The Oriental Hotel is often described as one of the finest hotels in the world. Today's venture was my second time on the premises. It's a strange place full of the upper crust and the pretenders. The wealthy well dressed rub shoulders with the equally wealthy and slovenly. A Louis Vitton store sits directly across from the main entrance. This is certainly a place to see and be seen. For others it's simply a place to see as it has a colorful history. Many famous authors spent time at the Oriental Hotel over the years. The oriental proudly lists these great men for their guests to see. High tea is served in the Authors lounge where a dress code is strictly enforced.
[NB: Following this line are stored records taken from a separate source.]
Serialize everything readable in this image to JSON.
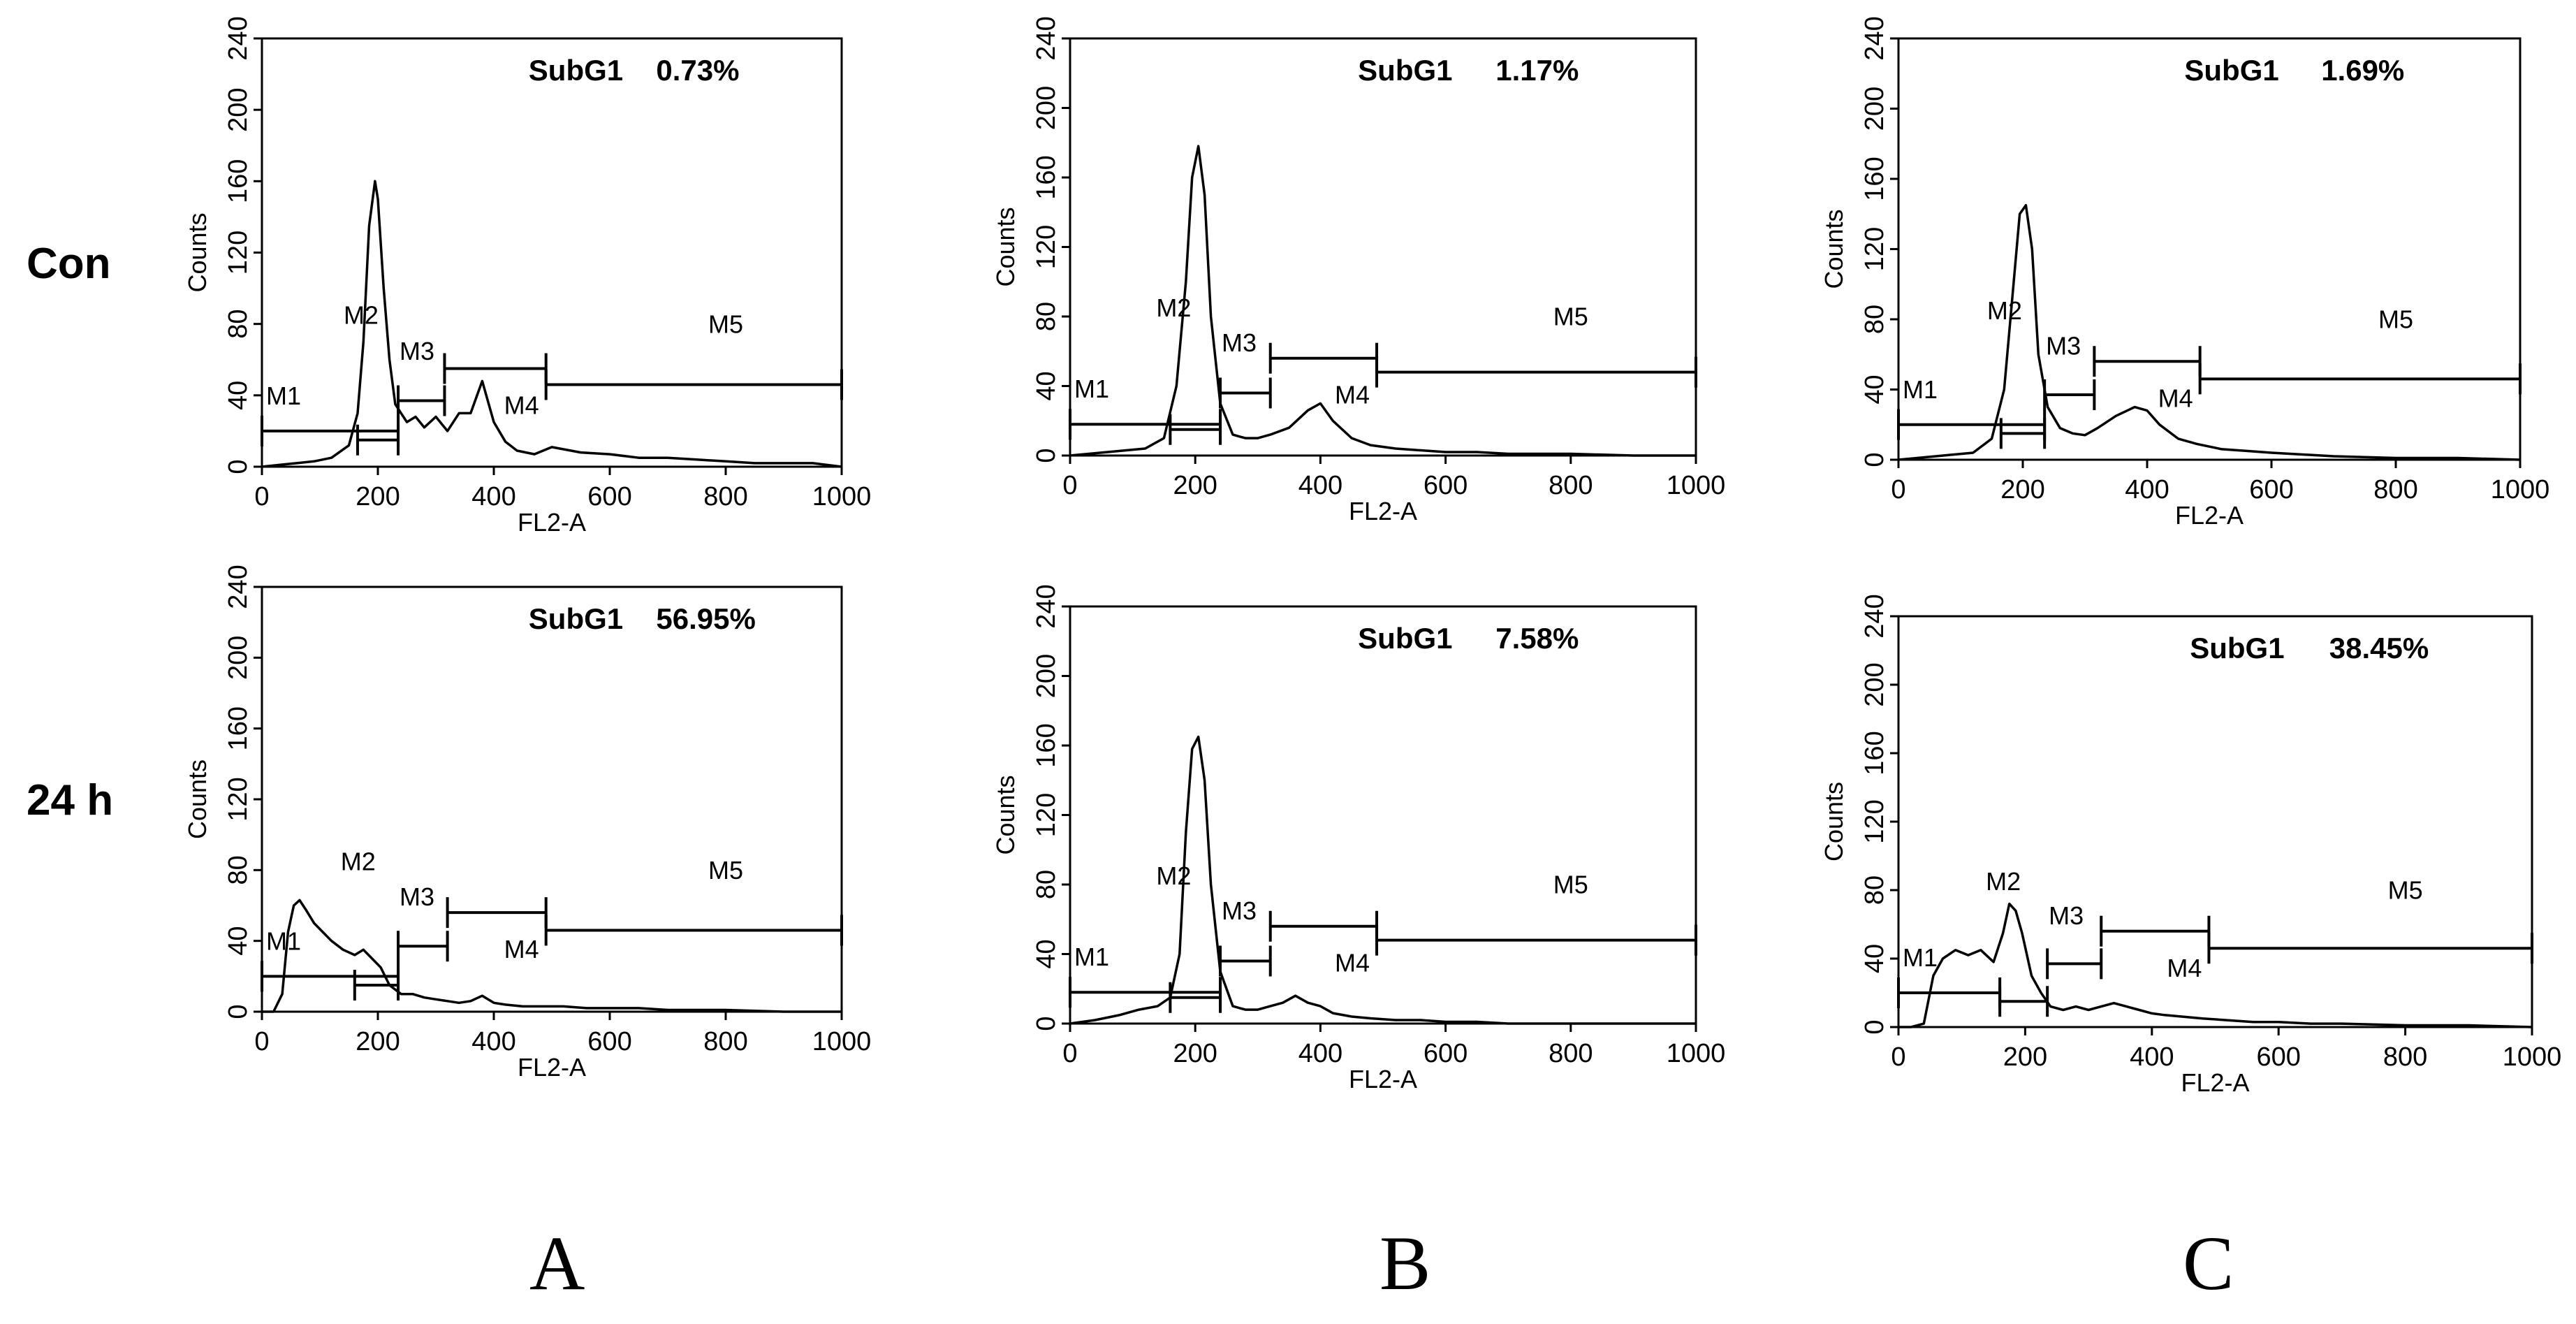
{
  "figure": {
    "row_labels": [
      "Con",
      "24 h"
    ],
    "column_labels": [
      "A",
      "B",
      "C"
    ]
  },
  "chart_data": [
    {
      "type": "histogram",
      "id": "A-con",
      "row": "Con",
      "column": "A",
      "annotation_label": "SubG1",
      "annotation_value": "0.73%",
      "xlabel": "FL2-A",
      "ylabel": "Counts",
      "xlim": [
        0,
        1000
      ],
      "ylim": [
        0,
        240
      ],
      "xticks": [
        0,
        200,
        400,
        600,
        800,
        1000
      ],
      "yticks": [
        0,
        40,
        80,
        120,
        160,
        200,
        240
      ],
      "x": [
        0,
        30,
        60,
        90,
        120,
        150,
        165,
        175,
        185,
        195,
        200,
        210,
        220,
        230,
        240,
        250,
        265,
        280,
        300,
        320,
        340,
        360,
        380,
        400,
        420,
        440,
        470,
        500,
        550,
        600,
        650,
        700,
        750,
        800,
        850,
        900,
        950,
        1000
      ],
      "y": [
        0,
        1,
        2,
        3,
        5,
        12,
        30,
        70,
        135,
        160,
        150,
        100,
        60,
        35,
        30,
        25,
        28,
        22,
        28,
        20,
        30,
        30,
        48,
        25,
        14,
        9,
        7,
        11,
        8,
        7,
        5,
        5,
        4,
        3,
        2,
        2,
        2,
        0
      ],
      "markers": [
        {
          "name": "M1",
          "range": [
            0,
            235
          ],
          "y": 20
        },
        {
          "name": "M2",
          "range": [
            165,
            235
          ],
          "y": 15
        },
        {
          "name": "M3",
          "range": [
            235,
            315
          ],
          "y": 37
        },
        {
          "name": "M4",
          "range": [
            315,
            490
          ],
          "y": 55
        },
        {
          "name": "M5",
          "range": [
            490,
            1000
          ],
          "y": 46
        }
      ]
    },
    {
      "type": "histogram",
      "id": "B-con",
      "row": "Con",
      "column": "B",
      "annotation_label": "SubG1",
      "annotation_value": "1.17%",
      "xlabel": "FL2-A",
      "ylabel": "Counts",
      "xlim": [
        0,
        1000
      ],
      "ylim": [
        0,
        240
      ],
      "xticks": [
        0,
        200,
        400,
        600,
        800,
        1000
      ],
      "yticks": [
        0,
        40,
        80,
        120,
        160,
        200,
        240
      ],
      "x": [
        0,
        30,
        60,
        90,
        120,
        150,
        170,
        185,
        195,
        205,
        215,
        225,
        240,
        260,
        280,
        300,
        320,
        350,
        380,
        400,
        420,
        450,
        480,
        520,
        560,
        600,
        650,
        700,
        800,
        900,
        1000
      ],
      "y": [
        0,
        1,
        2,
        3,
        4,
        10,
        40,
        100,
        160,
        178,
        150,
        80,
        30,
        12,
        10,
        10,
        12,
        16,
        26,
        30,
        20,
        10,
        6,
        4,
        3,
        2,
        2,
        1,
        1,
        0,
        0
      ],
      "markers": [
        {
          "name": "M1",
          "range": [
            0,
            240
          ],
          "y": 18
        },
        {
          "name": "M2",
          "range": [
            160,
            240
          ],
          "y": 15
        },
        {
          "name": "M3",
          "range": [
            240,
            320
          ],
          "y": 36
        },
        {
          "name": "M4",
          "range": [
            320,
            490
          ],
          "y": 56
        },
        {
          "name": "M5",
          "range": [
            490,
            1000
          ],
          "y": 48
        }
      ]
    },
    {
      "type": "histogram",
      "id": "C-con",
      "row": "Con",
      "column": "C",
      "annotation_label": "SubG1",
      "annotation_value": "1.69%",
      "xlabel": "FL2-A",
      "ylabel": "Counts",
      "xlim": [
        0,
        1000
      ],
      "ylim": [
        0,
        240
      ],
      "xticks": [
        0,
        200,
        400,
        600,
        800,
        1000
      ],
      "yticks": [
        0,
        40,
        80,
        120,
        160,
        200,
        240
      ],
      "x": [
        0,
        30,
        60,
        90,
        120,
        150,
        170,
        185,
        195,
        205,
        215,
        225,
        240,
        260,
        280,
        300,
        320,
        350,
        380,
        400,
        420,
        450,
        480,
        520,
        560,
        600,
        650,
        700,
        800,
        900,
        1000
      ],
      "y": [
        0,
        1,
        2,
        3,
        4,
        12,
        40,
        100,
        140,
        145,
        120,
        60,
        30,
        18,
        15,
        14,
        18,
        25,
        30,
        28,
        20,
        12,
        9,
        6,
        5,
        4,
        3,
        2,
        1,
        1,
        0
      ],
      "markers": [
        {
          "name": "M1",
          "range": [
            0,
            235
          ],
          "y": 20
        },
        {
          "name": "M2",
          "range": [
            165,
            235
          ],
          "y": 15
        },
        {
          "name": "M3",
          "range": [
            235,
            315
          ],
          "y": 37
        },
        {
          "name": "M4",
          "range": [
            315,
            485
          ],
          "y": 56
        },
        {
          "name": "M5",
          "range": [
            485,
            1000
          ],
          "y": 46
        }
      ]
    },
    {
      "type": "histogram",
      "id": "A-24h",
      "row": "24 h",
      "column": "A",
      "annotation_label": "SubG1",
      "annotation_value": "56.95%",
      "xlabel": "FL2-A",
      "ylabel": "Counts",
      "xlim": [
        0,
        1000
      ],
      "ylim": [
        0,
        240
      ],
      "xticks": [
        0,
        200,
        400,
        600,
        800,
        1000
      ],
      "yticks": [
        0,
        40,
        80,
        120,
        160,
        200,
        240
      ],
      "x": [
        0,
        20,
        35,
        45,
        55,
        65,
        75,
        90,
        105,
        120,
        140,
        160,
        175,
        190,
        205,
        220,
        240,
        260,
        280,
        300,
        320,
        340,
        360,
        380,
        400,
        420,
        450,
        480,
        520,
        560,
        600,
        650,
        700,
        800,
        900,
        1000
      ],
      "y": [
        0,
        0,
        10,
        45,
        60,
        63,
        58,
        50,
        45,
        40,
        35,
        32,
        35,
        30,
        25,
        15,
        10,
        10,
        8,
        7,
        6,
        5,
        6,
        9,
        5,
        4,
        3,
        3,
        3,
        2,
        2,
        2,
        1,
        1,
        0,
        0
      ],
      "markers": [
        {
          "name": "M1",
          "range": [
            0,
            235
          ],
          "y": 20
        },
        {
          "name": "M2",
          "range": [
            160,
            235
          ],
          "y": 15
        },
        {
          "name": "M3",
          "range": [
            235,
            320
          ],
          "y": 37
        },
        {
          "name": "M4",
          "range": [
            320,
            490
          ],
          "y": 56
        },
        {
          "name": "M5",
          "range": [
            490,
            1000
          ],
          "y": 46
        }
      ]
    },
    {
      "type": "histogram",
      "id": "B-24h",
      "row": "24 h",
      "column": "B",
      "annotation_label": "SubG1",
      "annotation_value": "7.58%",
      "xlabel": "FL2-A",
      "ylabel": "Counts",
      "xlim": [
        0,
        1000
      ],
      "ylim": [
        0,
        240
      ],
      "xticks": [
        0,
        200,
        400,
        600,
        800,
        1000
      ],
      "yticks": [
        0,
        40,
        80,
        120,
        160,
        200,
        240
      ],
      "x": [
        0,
        40,
        80,
        110,
        140,
        160,
        175,
        185,
        195,
        205,
        215,
        225,
        240,
        260,
        280,
        300,
        320,
        340,
        360,
        380,
        400,
        420,
        450,
        480,
        520,
        560,
        600,
        650,
        700,
        800,
        900,
        1000
      ],
      "y": [
        0,
        2,
        5,
        8,
        10,
        15,
        40,
        110,
        158,
        165,
        140,
        80,
        30,
        10,
        8,
        8,
        10,
        12,
        16,
        12,
        10,
        6,
        4,
        3,
        2,
        2,
        1,
        1,
        0,
        0,
        0,
        0
      ],
      "markers": [
        {
          "name": "M1",
          "range": [
            0,
            240
          ],
          "y": 18
        },
        {
          "name": "M2",
          "range": [
            160,
            240
          ],
          "y": 15
        },
        {
          "name": "M3",
          "range": [
            240,
            320
          ],
          "y": 36
        },
        {
          "name": "M4",
          "range": [
            320,
            490
          ],
          "y": 56
        },
        {
          "name": "M5",
          "range": [
            490,
            1000
          ],
          "y": 48
        }
      ]
    },
    {
      "type": "histogram",
      "id": "C-24h",
      "row": "24 h",
      "column": "C",
      "annotation_label": "SubG1",
      "annotation_value": "38.45%",
      "xlabel": "FL2-A",
      "ylabel": "Counts",
      "xlim": [
        0,
        1000
      ],
      "ylim": [
        0,
        240
      ],
      "xticks": [
        0,
        200,
        400,
        600,
        800,
        1000
      ],
      "yticks": [
        0,
        40,
        80,
        120,
        160,
        200,
        240
      ],
      "x": [
        0,
        20,
        40,
        55,
        70,
        90,
        110,
        130,
        150,
        165,
        175,
        185,
        195,
        210,
        225,
        240,
        260,
        280,
        300,
        320,
        340,
        360,
        380,
        400,
        420,
        450,
        480,
        520,
        560,
        600,
        650,
        700,
        800,
        900,
        1000
      ],
      "y": [
        0,
        0,
        2,
        30,
        40,
        45,
        42,
        45,
        38,
        55,
        72,
        68,
        55,
        30,
        20,
        12,
        10,
        12,
        10,
        12,
        14,
        12,
        10,
        8,
        7,
        6,
        5,
        4,
        3,
        3,
        2,
        2,
        1,
        1,
        0
      ],
      "markers": [
        {
          "name": "M1",
          "range": [
            0,
            160
          ],
          "y": 20
        },
        {
          "name": "M2",
          "range": [
            160,
            235
          ],
          "y": 15
        },
        {
          "name": "M3",
          "range": [
            235,
            320
          ],
          "y": 37
        },
        {
          "name": "M4",
          "range": [
            320,
            490
          ],
          "y": 56
        },
        {
          "name": "M5",
          "range": [
            490,
            1000
          ],
          "y": 46
        }
      ]
    }
  ]
}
No sandals, no backpacks, no undesirables.
Here's the Author's Lounge where even people with little or no writing ability can can enjoy high tea.
Here's a nice display of what kind of teas are available.
On to the food. Our party opted for four! Traditional Tea sets. This included the usual suspects: scones, a selection of jams, clotted cream, finger sandwiches, cookies, cakes, and of course tea.
We started with a nice lime sorbet.
Next came everything else!
This was all a little too much and rather expensive by Thailand standards. A whopping 900 Baht gave us each the privilege of drinking tea like good old-fashioned colonialists in a country that never suffered the indignity of being colonized by a foreign power. We skipped dinner.